Fin du cauchemar et de 18 années d’une gestion privée humainement (et économiquement) calamiteuse pour Aerolineas Argentinas, la compagnie aérienne de bandera argentine (battant pavillon argentin).
Ce vote du Sénat argentin, qui confirme et valide le 1er vote, celui de l’Assemblée des Députés il y a quelques semaines, exproprie, dès publication de la loi au journal officiel de la République argentine, la société Marsans, détentrice jusqu’alors de 94,41% du capital d’Aerolineas et de 98% d’Austral, sa filiale à 100%, la première desservant les lignes internationales et intercontinentales du Cono Sur (1), la seconde les lignes intérieures d’un pays immense.
Bien entendu, Marsans a immédiatement émis une protestation officielle contre ce qu’il estime être une confiscation de ses actions et répète qu’il va porter l’affaire devant un tribunal, probablement international. Qui, espérons-le, reconnaîtra que l’actionnaire avait d’abord à respecter la loi du pays où était immatriculée sa société, en l’occurrence l’Argentine, dont Marsans a allègrement foulé les règles fiscales et le code des sociétés.

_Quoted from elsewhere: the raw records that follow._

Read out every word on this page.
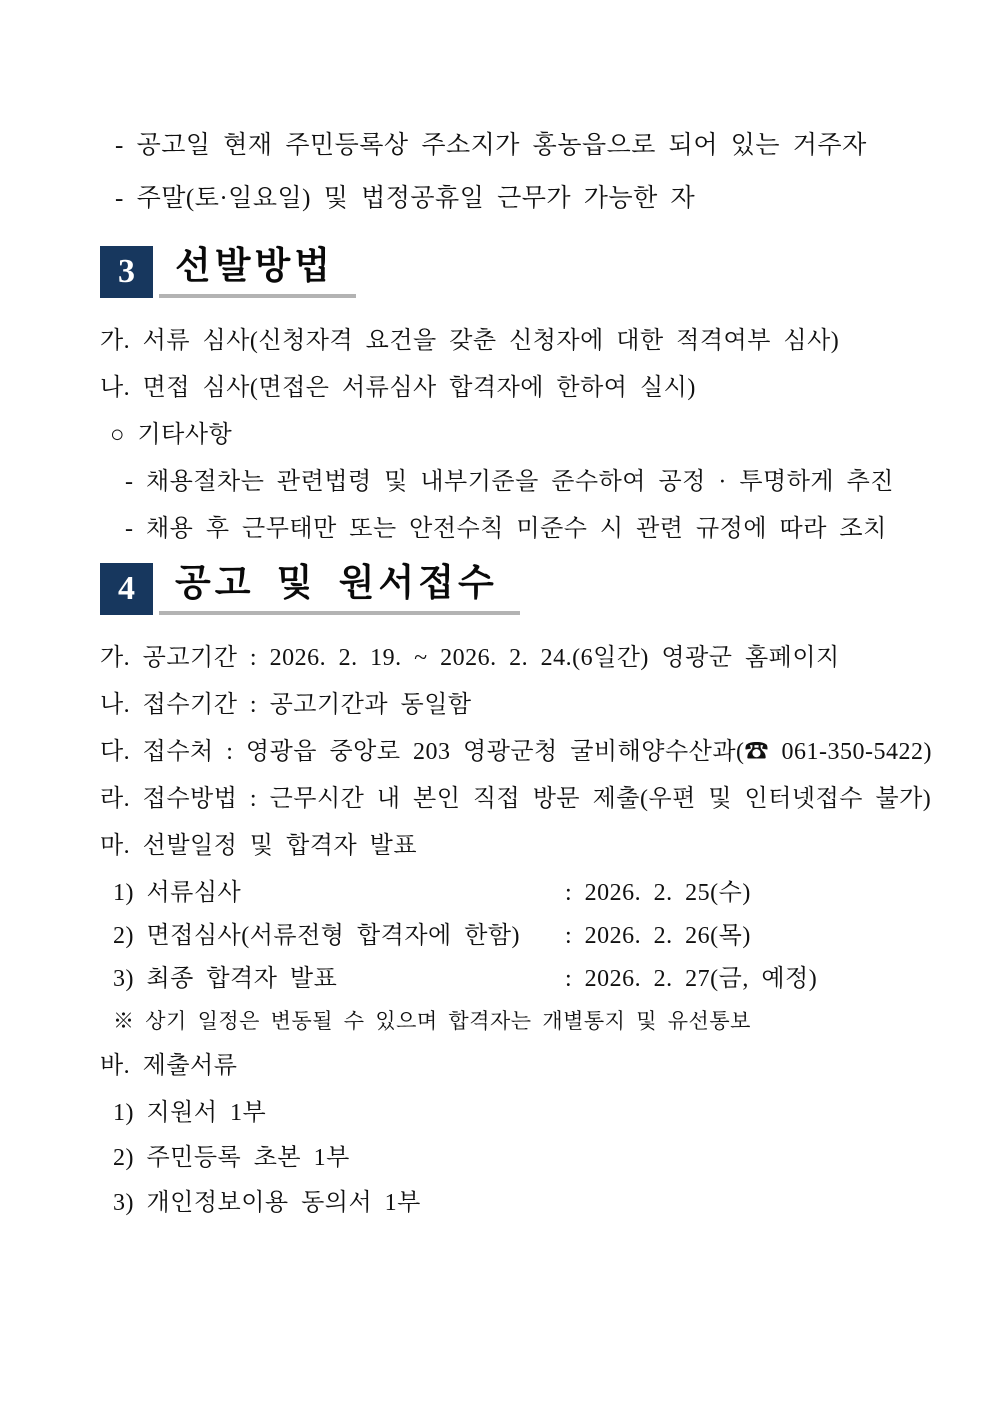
- 공고일 현재 주민등록상 주소지가 홍농읍으로 되어 있는 거주자

- 주말(토·일요일) 및 법정공휴일 근무가 가능한 자

3	선발방법

가. 서류 심사(신청자격 요건을 갖춘 신청자에 대한 적격여부 심사)

나. 면접 심사(면접은 서류심사 합격자에 한하여 실시)

○ 기타사항

- 채용절차는 관련법령 및 내부기준을 준수하여 공정 · 투명하게 추진

- 채용 후 근무태만 또는 안전수칙 미준수 시 관련 규정에 따라 조치

4	공고 및 원서접수

가. 공고기간 : 2026. 2. 19. ~ 2026. 2. 24.(6일간) 영광군 홈페이지

나. 접수기간 : 공고기간과 동일함

다. 접수처 : 영광읍 중앙로 203 영광군청 굴비해양수산과(☎ 061-350-5422)

라. 접수방법 : 근무시간 내 본인 직접 방문 제출(우편 및 인터넷접수 불가)

마. 선발일정 및 합격자 발표

1) 서류심사	: 2026. 2. 25(수)
2) 면접심사(서류전형 합격자에 한함) : 2026. 2. 26(목)
3) 최종 합격자 발표	: 2026. 2. 27(금, 예정)

※ 상기 일정은 변동될 수 있으며 합격자는 개별통지 및 유선통보

바. 제출서류

1) 지원서 1부

2) 주민등록 초본 1부

3) 개인정보이용 동의서 1부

C’est fin septembre que le Congrès a décidé de prendre en charge le règlement du litige, excédé par les finasseries de Marsans, destinées, selon toute apparence, à éviter coûte que coûte un accord financier avec le Ministère des Transports argentin sur le transfert de l’entreprise à l’Etat, comme Marsans en avait accepté le principe à la mi-juillet (2) et soucieux de soulager le Gouvernement qui menaçait de s’enferrer dans la vilaine tournure diplomatique que prenaient les choses entre l’Espagne, le seul soutien de Marsans, et l’Argentine. Ainsi le Gouvernement peut dire : c’est pas moi, ce sont les représentants du peuple, et rétablir avec l’Espagne, dont le Gouvernement, lui aussi à gauche, pourra jouer la même comédie, des relations diplomatiques apaisées.
Au Sénat, le débat a duré 5 heures. A noter que le seul désaccord que l’opposition a revendiqué avec la loi d’expropriation telle que rédigée était de forme et non de fond (l’UCR en particulier estime qu’il aurait fallu exproprié les actifs et non le capital, solution que le parti radical estimait moins onéreuse pour les finances de l’Etat et que la majorité estimait irréaliste puisque le passif d’Aerolineas dépasse aujourd’hui ses actifs et entame sérieusement son capital).
Tout le Sénat était donc, de fait, favorable à la renationalisation de la compagnie. La loi a été votée telle quelle, sans aucun changement, par une majorité éclatante (42 pour, 22 contre) et à l’issue du scrutin, les représentants syndicaux des personnels d’Aerolineas, présents dans les tribunes, ont éclaté en applaudissements.
La procédure d’application de la loi va durer un petit mois. Ce sera alors le Gouvernement qui prendra en charge la négociation auprès des différents créanciers de la dette colossale accumulée par Aerolineas, singulièrement depuis la prise de contrôle par Marsans en 2001. Il est vrai aussi que la nouvelle équipe dirigeante a su, depuis 6 mois, réduire considérablement les pertes d’exploitation (en coupant dans le vif des coûts de location... pour des matériels immobilisés et non exploités) et améliorer la qualité du service aux voyageurs en limitant les retards endémiques sur l’aéroport d’Ezeiza...
(1) El Cono Sur : surnom de l’Argentine (le Cône Sud). Comme en Europe on dit la Botte, l’Hexagone ou le Plat Pays.
(2) Vu le piètre état dans lequel Marsans a mis la compagnie aérienne en terme d'exploitation et de capital, il est probable qu’un tel accord ne lui aurait pas permis de se payer sur la bête et d’empocher une plus-value considérable, à laquelle il a prétendu jusqu’à l’extrême limite des pourparlers avec le Gouvernement, tout comme il est probable que les pouvoirs publics argentins viennent de faire de facto capoter une manoeuvre de longue haleine pour transformer la compagnie aérienne en une simple coquille vide dont le groupe espagnol se serait servi plus tard, pour développer autrement ses activités touristiques.